О второй половине жизни Чехова можно, конечно, сказать, что он несколько наивно думал, устами героев своих, о счастии человечества. («Через двести, триста лет жизнь на земле будет невообразимо прекрасной, изумительной». «Теперь нет пыток, нет казней, нашествий…»). Все это может вызвать улыбку, только слова такие не «из ничего». Это продолжение некоего «доктора Чехова», верящего в земное устроение при помощи науки и «прогресса». Все же это вера, а не «из ничего».
Но вот «В овраге» нечто другое. «Зло и грубость и жадность, жестокость внешне победительны. Но как и в „Дяде Ване“ внутренне побеждают смиренные и святые». (Из моей книги о Чехове.)
Да, я совсем другого взгляда на Чехова, чем Шестов. Художник, так «изнутри» создавший Липу из «Оврага», давший те незабываемые страницы, где эта Липа, несущая ночью на руках из больницы мертвого своего сына, обваренного младенца, встречает у костра старого мужика – тот подвозит ее на своей телеге и как умеет утешает, и потом, вечерняя заключительная страница, когда нищая Липа подает милостынку своему выгнанному из дома свекру, – это видения почти евангельского характера. Во всем этом нет ни «расплывчатой лирики» и сентиментальности, ни «из ничего», а просто живая челрвеческая душа, очень русская, продолжающая линию великой русской литературы XIX века – христианнейшей из всех литератур мира.
А нянька Марина из «Дяди Вани»? Утешающая «приживала» Телегина («…Лавочник мне вслед: „Эй, ты, приживал“! И так мне горько стало!
Так что вот какой «жестокий талант» Чехов.
В сущности, и в «Скучной истории» тоже никакой «жестокости» нет, да и нигилизма нет, а есть горечь, тоска по свету.
Где этот свет? Где-то есть, а вот несчастные люди, даже достойные, вовсе не злые, не знают, где. Потому и томятся. В сущности, и на «Скучной истории» нельзя построить «творчества из ничего» – это просто глубоко горестная вещь, и безысходная. Горестность не оставляла Чехова никогда. (Кого может особенно веселить зрелище «быстротекущей» жизни с ее страданиями, насилием, болезнями, разлукой?) Ни философом, вроде Владимира Соловьева, ни богословом Чехов никогда не был, и нельзя от него ждать системы законченного, твердо очерченного мировоззрения. Какие у художника «системы»!
Но вот христианский, евангельский свет в Чехове таился. Шел особенно от матери (отец был слишком суровый христианин – мог даже отталкивать от всего такого своей властностью).

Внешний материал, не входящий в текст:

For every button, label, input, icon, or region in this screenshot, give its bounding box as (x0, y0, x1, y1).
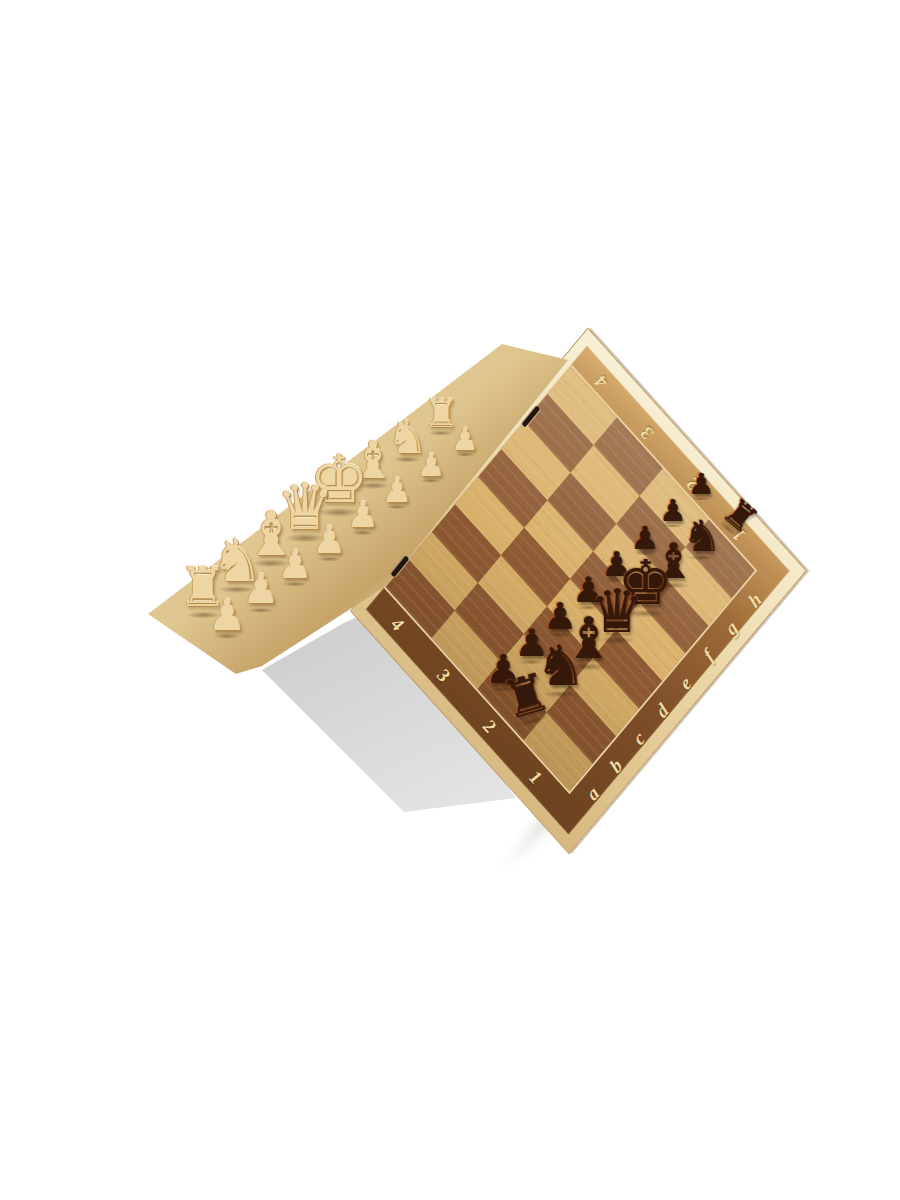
product-photo-stage: abcdefgh44332211 ♜♞♝♛♚♝♞♜♟♟♟♟♟♟♟♟♟♟♟♟♟♟♟… (0, 0, 900, 1200)
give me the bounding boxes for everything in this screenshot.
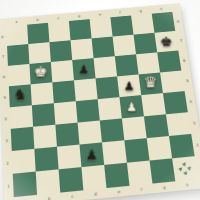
coord-label: 7 (2, 54, 5, 59)
square-e6[interactable] (94, 56, 118, 78)
coord-label: g (163, 184, 166, 190)
black-pawn-d2[interactable]: ♟ (86, 148, 98, 161)
coord-label: 2 (6, 160, 9, 165)
square-h4[interactable] (163, 91, 188, 114)
coord-label: 3 (5, 138, 8, 143)
square-b2[interactable] (34, 147, 58, 172)
coord-label: 5 (3, 95, 6, 100)
coord-label: 8 (1, 34, 4, 39)
square-h8[interactable] (152, 12, 176, 33)
square-a2[interactable] (12, 149, 36, 174)
coord-label: 6 (3, 74, 6, 79)
square-h6[interactable] (157, 50, 181, 72)
square-d7[interactable] (71, 38, 94, 60)
square-a1[interactable] (13, 172, 37, 198)
square-a4[interactable] (10, 105, 33, 129)
board-grid: ♣♣♣♣♚♚♟♞♟♛♟♟ (6, 12, 198, 197)
chess-board: abcdefgh abcdefgh 87654321 87654321 ·ꞏ·ꞏ… (0, 3, 200, 200)
coord-label: g (139, 9, 142, 13)
coord-label: 2 (196, 142, 199, 147)
coord-label: 5 (186, 78, 189, 83)
square-a8[interactable] (6, 25, 28, 46)
square-f3[interactable] (122, 116, 147, 140)
coord-label: 4 (189, 99, 192, 104)
square-f2[interactable] (124, 138, 149, 163)
square-c6[interactable] (51, 60, 74, 82)
square-h5[interactable] (160, 71, 185, 94)
white-king-b6[interactable]: ♚ (33, 65, 48, 80)
coord-label: f (141, 187, 143, 192)
square-b8[interactable] (27, 23, 49, 44)
square-g1[interactable] (150, 158, 176, 183)
square-c4[interactable] (54, 101, 78, 124)
coord-label: e (117, 189, 120, 195)
square-b7[interactable] (28, 42, 51, 64)
white-pawn-f4[interactable]: ♟ (126, 101, 137, 113)
coord-label: b (48, 196, 51, 200)
coord-label: h (160, 7, 163, 11)
coord-label: 1 (7, 183, 10, 189)
coord-label: h (186, 182, 189, 188)
square-h2[interactable] (169, 134, 195, 158)
square-c3[interactable] (55, 123, 79, 147)
square-c8[interactable] (48, 21, 70, 42)
square-h3[interactable] (166, 112, 191, 136)
black-pawn-d6[interactable]: ♟ (79, 64, 90, 75)
square-d3[interactable] (78, 120, 102, 144)
square-b4[interactable] (32, 103, 56, 127)
square-e2[interactable] (102, 140, 127, 165)
square-g8[interactable] (131, 14, 154, 35)
coord-label: 3 (192, 120, 195, 125)
square-e1[interactable] (104, 163, 129, 188)
square-d5[interactable] (74, 78, 98, 101)
square-a6[interactable] (8, 64, 31, 86)
square-e8[interactable] (90, 17, 113, 38)
coord-label: d (94, 191, 97, 197)
coord-label: 7 (179, 38, 182, 43)
square-d8[interactable] (69, 19, 92, 40)
black-king-h7[interactable]: ♚ (160, 35, 173, 48)
square-b3[interactable] (33, 125, 57, 149)
square-d4[interactable] (76, 99, 100, 122)
coord-label: f (119, 10, 121, 14)
square-g2[interactable] (147, 136, 172, 161)
coord-label: 4 (4, 116, 7, 121)
square-b1[interactable] (36, 169, 61, 195)
square-c1[interactable] (59, 167, 84, 192)
square-d1[interactable] (81, 165, 106, 190)
square-f1[interactable] (127, 161, 153, 186)
coord-label: c (71, 193, 74, 199)
coord-label: e (99, 12, 102, 16)
square-c2[interactable] (57, 145, 81, 170)
coord-label: a (24, 198, 27, 200)
square-e3[interactable] (100, 118, 125, 142)
white-queen-g5[interactable]: ♛ (143, 75, 158, 90)
square-f7[interactable] (113, 35, 136, 57)
square-e7[interactable] (92, 37, 115, 59)
square-g7[interactable] (134, 33, 158, 55)
coord-label: b (36, 18, 39, 23)
black-pawn-f5[interactable]: ♟ (124, 80, 135, 91)
square-b5[interactable] (31, 82, 54, 105)
coord-label: d (78, 14, 81, 19)
square-a7[interactable] (7, 44, 29, 66)
square-f6[interactable] (115, 54, 139, 76)
coord-label: 8 (176, 19, 179, 24)
square-a3[interactable] (11, 127, 35, 151)
coord-label: 1 (199, 164, 200, 169)
square-g6[interactable] (136, 52, 160, 74)
square-f8[interactable] (110, 15, 133, 36)
coord-label: a (15, 19, 18, 24)
chessboard-photo: abcdefgh abcdefgh 87654321 87654321 ·ꞏ·ꞏ… (0, 0, 200, 200)
square-e5[interactable] (96, 76, 120, 99)
black-knight-a5[interactable]: ♞ (13, 88, 27, 102)
square-c7[interactable] (49, 40, 72, 62)
square-g3[interactable] (144, 114, 169, 138)
square-e4[interactable] (98, 97, 122, 120)
square-g4[interactable] (141, 93, 166, 116)
square-c5[interactable] (52, 80, 75, 103)
coord-label: c (57, 16, 59, 20)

Свет же таился и произрастал в душе. Хотя у себя в Мелихове, уже известным писателем, Чехов пел в хоре в церкви под Пасху, хотя смиренно ходил и стоял незаметно в Новодевичьем в Москве почти накануне ухода из жизни, все-таки половинчатость в нем была, дара полной веры, как у няньки Марины или о. Христофора, у него не было (у многих ли есть?). Но неопределенно, полусознательно, вот тянуло же его к высшему миру – отсвет этот, такой прекрасный, есть и в лучипгх писаниях его. Жизнь горька, но не все – в этой горечи. Противоядие есть.
Именно вот поэтому лучшие вещи его можно и должно читать даже в тяжкие времена.